Saturday, August 03, 2013

post-exotic anarchism II

L'homme qui s'adressent aux mineurs est le coordinateur des secours, un ingénieur brutal, Kamatchkine, avec qui Moreno et Lougovoï ont été plusieurs fois en conflit pour des raisons syndicales. Ils n'ont pour lui aucune estime et lui, de son coté, les déteste pour leur anarchisme.--Volodine, Bardo or not Bardo.

Post-exoticism's heretical Buddhists seem entirely different, to me, than its defeated communists. It's a question at all, their similarity or difference, because of their frequent co-occurrence & strange entanglements, as in the above quoted passage, where these anarchist miners trapped in a mine (these miners who also have had dealings with "reseaux de soutien à la lutte armée") become dissident Buddhists of a sort, for a little while.

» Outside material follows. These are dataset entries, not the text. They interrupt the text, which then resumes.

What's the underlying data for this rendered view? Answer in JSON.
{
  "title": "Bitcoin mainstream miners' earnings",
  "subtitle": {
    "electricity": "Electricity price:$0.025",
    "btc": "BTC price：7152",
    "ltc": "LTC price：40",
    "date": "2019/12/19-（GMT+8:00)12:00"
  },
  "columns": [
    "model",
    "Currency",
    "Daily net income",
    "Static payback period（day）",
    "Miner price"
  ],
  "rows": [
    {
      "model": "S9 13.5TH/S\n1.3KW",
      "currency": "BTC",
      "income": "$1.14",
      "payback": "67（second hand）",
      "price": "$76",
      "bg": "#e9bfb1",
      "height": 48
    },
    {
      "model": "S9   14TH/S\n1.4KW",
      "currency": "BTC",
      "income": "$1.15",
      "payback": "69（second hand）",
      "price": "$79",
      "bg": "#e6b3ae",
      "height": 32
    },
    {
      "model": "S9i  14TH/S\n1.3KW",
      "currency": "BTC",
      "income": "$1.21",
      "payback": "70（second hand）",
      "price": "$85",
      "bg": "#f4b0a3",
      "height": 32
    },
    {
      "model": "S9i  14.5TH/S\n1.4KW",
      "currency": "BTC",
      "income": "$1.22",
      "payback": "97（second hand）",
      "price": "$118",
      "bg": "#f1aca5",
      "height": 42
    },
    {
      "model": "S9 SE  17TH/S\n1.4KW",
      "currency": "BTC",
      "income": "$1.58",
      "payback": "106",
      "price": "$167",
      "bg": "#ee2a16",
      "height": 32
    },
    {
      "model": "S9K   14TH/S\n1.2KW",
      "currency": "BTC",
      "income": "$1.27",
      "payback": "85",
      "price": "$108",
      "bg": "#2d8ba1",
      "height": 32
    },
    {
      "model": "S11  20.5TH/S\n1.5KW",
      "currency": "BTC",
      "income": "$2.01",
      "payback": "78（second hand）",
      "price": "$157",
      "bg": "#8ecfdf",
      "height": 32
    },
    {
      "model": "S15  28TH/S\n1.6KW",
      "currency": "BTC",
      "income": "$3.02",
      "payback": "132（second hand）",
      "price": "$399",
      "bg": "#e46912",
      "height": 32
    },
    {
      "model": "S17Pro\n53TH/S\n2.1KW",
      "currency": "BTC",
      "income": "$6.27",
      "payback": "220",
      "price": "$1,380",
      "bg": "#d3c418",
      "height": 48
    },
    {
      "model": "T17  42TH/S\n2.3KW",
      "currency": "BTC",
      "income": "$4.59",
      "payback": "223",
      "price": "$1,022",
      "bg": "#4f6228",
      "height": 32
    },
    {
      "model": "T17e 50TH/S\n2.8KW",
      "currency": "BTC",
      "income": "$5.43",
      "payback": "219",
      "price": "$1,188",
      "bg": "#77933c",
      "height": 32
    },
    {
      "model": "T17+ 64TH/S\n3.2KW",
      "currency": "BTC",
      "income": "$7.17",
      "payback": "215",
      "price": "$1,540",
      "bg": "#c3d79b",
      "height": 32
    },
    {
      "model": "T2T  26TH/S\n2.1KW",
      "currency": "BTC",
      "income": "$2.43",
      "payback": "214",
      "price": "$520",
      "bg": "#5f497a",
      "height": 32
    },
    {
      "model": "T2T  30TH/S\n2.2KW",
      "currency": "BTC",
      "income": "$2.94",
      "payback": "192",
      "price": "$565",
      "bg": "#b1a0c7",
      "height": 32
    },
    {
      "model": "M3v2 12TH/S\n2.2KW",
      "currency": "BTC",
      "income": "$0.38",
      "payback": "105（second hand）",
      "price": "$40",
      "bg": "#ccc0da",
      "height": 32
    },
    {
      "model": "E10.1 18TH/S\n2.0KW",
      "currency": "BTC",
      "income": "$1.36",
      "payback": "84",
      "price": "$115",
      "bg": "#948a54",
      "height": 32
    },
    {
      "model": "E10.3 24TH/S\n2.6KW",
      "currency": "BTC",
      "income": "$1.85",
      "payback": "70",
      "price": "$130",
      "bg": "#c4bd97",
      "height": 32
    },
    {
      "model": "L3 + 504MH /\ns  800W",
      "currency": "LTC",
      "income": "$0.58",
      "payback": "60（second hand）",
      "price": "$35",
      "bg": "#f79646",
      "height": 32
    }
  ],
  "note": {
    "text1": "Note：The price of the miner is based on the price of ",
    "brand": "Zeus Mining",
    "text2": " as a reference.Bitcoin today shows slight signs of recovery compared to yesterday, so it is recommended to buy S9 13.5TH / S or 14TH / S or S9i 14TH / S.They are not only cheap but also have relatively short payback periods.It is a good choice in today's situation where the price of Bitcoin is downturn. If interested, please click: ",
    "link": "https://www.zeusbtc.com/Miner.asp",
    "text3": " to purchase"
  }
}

(Or, it's a question at all because, despite the strange entanglements--"revolutionary shamanism" and the respect afforded the unrepentant revolutionary who takes refuge at the lamassary in the first segment of Bardo or not Bardo--despite those entanglements, it's not as though post-exotics are doubly, comfortably ensconced in some disenchanted world after "the end of grand narratives.")

Throughout Bardo or not Bardo, there's the the peculiar fact that heresy (for example, atheism) hardly goes against Buddhism. It almost seems like Buddhism perfected. Here, in Des enfers fabuleux, a foundling named Wikeyoon has been brought up in an Arctic lamassary known as Wookarone:

À dix-sept ans il reçut enfin les dernières verités, une compréhension globale du monde. Rien n’avait de substance, sinon le terreur d’être. Dans ce néant, Wookarone n’était qu’un pivot secret, cher à ton couer Wijeyekoon, mais remplaçble, à l’égal de millards d’autres miroitements de réalité. Vous suivez? Et Wookarone était seulement une légende, un alignement de rochers basaltiques que balayait le vent glacial, à la lisière d’un océan sur lequel marchaient les ours, onze mois sur douze. 

But the defeat of the revolution is not a "last truth," and revolutionary activity doesn't come to an end in post-exotic books, even though they're set after the end.